I don't know where you get that the central element can not be $1$, because the Cardan grille does not have any special "requirements" as you're implying. In the original version, a piece of cardboard has several holes cut in it (= the grille) and when it is placed over an innocent looking message, the holes cover all but specific letters spelling out the secret message.
Simpler put: the holes you are cutting, identify the letters of the secret message. The other parts (which are covered) are the text to be ignored.
Let me give you a hint by providing you with a practical example…
The harmless looking, to-be-transmitted message could read:
ALL THOSE TEENIES ARE CRAZY KIDS!
and (taking your boolean $1$ and $0$ approach) the grille could look like this:
then the hidden message would be readable by applying the grille like this:
ALL THOSE TEENIES ARE CRAZY KIDS!
That's all that's to it. So, there are no other requirements but the obvious one: if someone puts the grille on your text, only the hidden message should be readable…
In other words (and to answer your question by the letter): the only requirement of the grille is to have "holes" where the hidden message's letters, numbers, and/or symbols are located, so that when the grille is applied to a harmless looking message (like a letter or book page), the hidden message is the only thing that remains visible because everything else is covered by the grille.
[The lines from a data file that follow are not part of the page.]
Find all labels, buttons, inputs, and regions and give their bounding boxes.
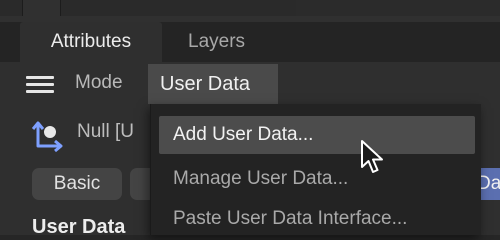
menu-item-manage-user-data[interactable]: Manage User Data... xyxy=(159,160,348,198)
basic-tab-button[interactable]: Basic xyxy=(32,168,122,200)
object-name: Null [U xyxy=(77,121,135,142)
top-panel-segment xyxy=(0,0,23,16)
top-panel-segment xyxy=(60,0,297,16)
user-data-dropdown: Add User Data... Manage User Data... Pas… xyxy=(150,104,481,235)
section-title: User Data xyxy=(32,216,126,238)
user-data-menu[interactable]: User Data xyxy=(148,64,278,104)
top-panel-strip xyxy=(0,0,500,22)
top-panel-segment xyxy=(296,0,500,16)
mode-menu[interactable]: Mode xyxy=(75,62,123,104)
hamburger-menu-icon[interactable] xyxy=(26,75,56,95)
tab-attributes[interactable]: Attributes xyxy=(20,22,162,62)
mode-bar: Mode User Data xyxy=(0,62,500,104)
hamburger-line xyxy=(26,76,54,79)
tab-layers[interactable]: Layers xyxy=(188,22,245,62)
menu-item-add-user-data[interactable]: Add User Data... xyxy=(159,116,475,154)
panel-tab-bar: Attributes Layers xyxy=(0,22,500,62)
hamburger-line xyxy=(26,90,54,93)
menu-item-paste-user-data-interface[interactable]: Paste User Data Interface... xyxy=(159,200,407,238)
null-object-icon xyxy=(31,121,63,153)
hamburger-line xyxy=(26,83,54,86)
You might want to check Wikipedia's related article if you need another, more classical example.
Looking at your edit, it becomes obvious that there's an additional step you're talking about... meaning we're indeed not talking about a pure "Cardan grille". A pure "Cardan grille" would not touch/change the text the grille is applied to. It's just a paper with holes showing you what letters of the plaintext are the secret message.
The rotating matrix your latest edit shows is something completely different. It could be called a grille cipher, but it's definitely not a Cardan grille… it could be a derived Fleissner grille (also known as "turning grille"), but I would need to be able to check the article you've been reading (see my link-request). It could well be that the article you've been reading talks about multiple grille cyphers; maybe even a combination of them. Until I've read that article , I can only guess… Fleissner grille.
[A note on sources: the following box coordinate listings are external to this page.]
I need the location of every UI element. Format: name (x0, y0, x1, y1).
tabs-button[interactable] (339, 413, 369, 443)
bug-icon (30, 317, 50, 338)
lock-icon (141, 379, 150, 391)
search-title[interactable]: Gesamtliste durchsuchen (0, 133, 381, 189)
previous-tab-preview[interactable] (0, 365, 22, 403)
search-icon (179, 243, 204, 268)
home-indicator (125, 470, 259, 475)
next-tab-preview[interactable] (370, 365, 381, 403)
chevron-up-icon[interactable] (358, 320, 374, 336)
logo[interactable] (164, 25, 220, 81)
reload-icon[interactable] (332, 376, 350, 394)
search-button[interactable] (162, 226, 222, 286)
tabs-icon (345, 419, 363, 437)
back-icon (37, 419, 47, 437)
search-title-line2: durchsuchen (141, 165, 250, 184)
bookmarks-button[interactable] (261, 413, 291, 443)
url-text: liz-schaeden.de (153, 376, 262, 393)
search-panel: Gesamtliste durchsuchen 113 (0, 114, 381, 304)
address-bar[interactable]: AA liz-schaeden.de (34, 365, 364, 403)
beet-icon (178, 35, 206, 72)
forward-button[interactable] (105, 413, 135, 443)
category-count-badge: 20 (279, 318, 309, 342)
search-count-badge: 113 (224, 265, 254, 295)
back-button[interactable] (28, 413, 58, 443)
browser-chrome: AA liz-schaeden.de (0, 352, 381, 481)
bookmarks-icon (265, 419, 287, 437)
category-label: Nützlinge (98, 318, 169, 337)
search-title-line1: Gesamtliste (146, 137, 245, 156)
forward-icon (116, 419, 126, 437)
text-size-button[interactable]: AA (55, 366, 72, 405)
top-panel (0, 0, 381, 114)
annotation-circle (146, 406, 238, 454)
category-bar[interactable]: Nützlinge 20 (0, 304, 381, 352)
If it's a Fleissner grille (or derivate), you might want to look at this related PDF which explains them (as well as attacks on it). Besides that, this website practically explains the Methods of Transposition as used in the Turning grille, including the center symbol thing you've noticed and are asking about.
You'll notice this image of a turning grille in action also has that 3x3 matrix in it's inner ring.
As for the 3x3 matrix itself, it's logical that if you rotate it around the middle, the symbol at the center will not move/change. Yet, I expect that what your edit shows is just part of multiple steps of remixing the 3x3 matrix. Otherwise, you're indeed correct - the non-changing center symbol would be one of the weakest parts of the matrix-mixing process.
As for the requirements of mixing, rotating and shifting a matrix… that is defined by the individual cipher implementation, not via generalized rules that apply to every cipher.